A study by Harvard researchers tracked 38,000 men, aged 40 to 75, for 12 years. The results revealed that "those who drank alcohol had 35 to 40 percent fewer heart attacks" and that "the best results came from drinking almost every day." The study was published in the New England Journal of Medicine.

We are certain that there will be some folks, even some of our brethren, who will quickly latch onto this study and use its results as a further argument to "justify" the practice of "moderate, social drinking." This is anticipated, unfortunately, because there have always been some who desperately want to prove that drinking - at least moderate drinking - is "OK." Their arguments are flawed, and their conclusions are wrong.
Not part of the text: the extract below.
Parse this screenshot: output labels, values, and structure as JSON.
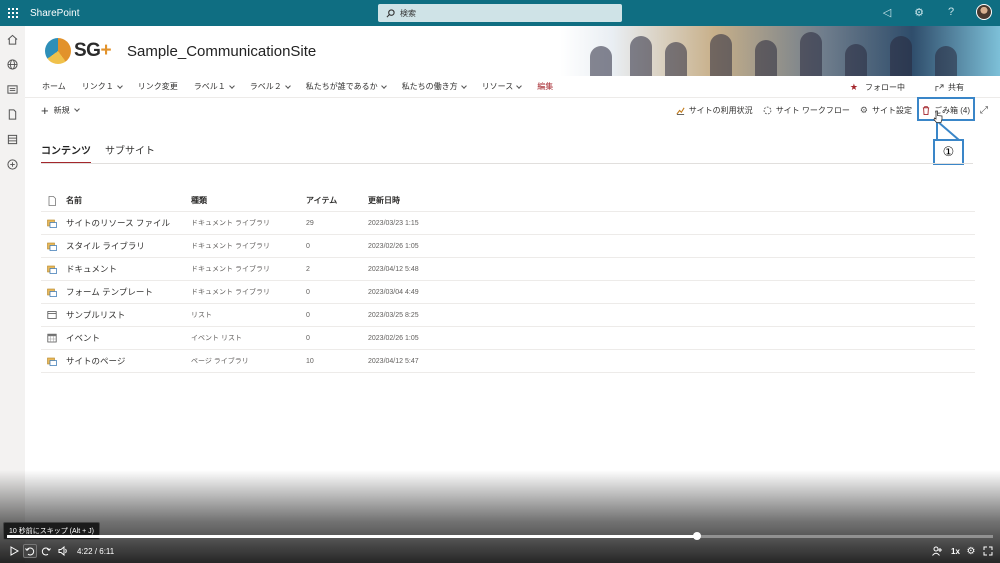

For sake of argument, let's say that the new Harvard study is correct. Never mind that such studies are routinely discredited by the next "research" that comes down the pike. Also disregard the obvious and awful consequences of 'problem drinking' that wreck the lives of millions of people every year. Even if we ignore these things, the argument still fails to "justify" the practice. Consider this parallel example:

Imagine that a "new study" finds that the adrenaline rush that comes from robbing banks is beneficial to one's health. It invigorates the nerves, expands cardiovascular function, and stimulates one's immune system - it may even provide a cure for AIDS (why not!?!). Now, if such research was true (obviously it's not!), would one be "justified" to go out and rob a bank? Certainly not! Any health benefit, real or imagined, would not offset the plain condemnation of stealing found in the word of God (Ephesians 4:28).

Now, here's the point: God's Word clearly and absolutely condemns drunkenness AND so-called "moderate" or "social" drinking (Galatians 5:19-21; 1 Peter 4:3). Questionable "studies" about health benefits notwithstanding, it is still a sin to drink alcohol. Think!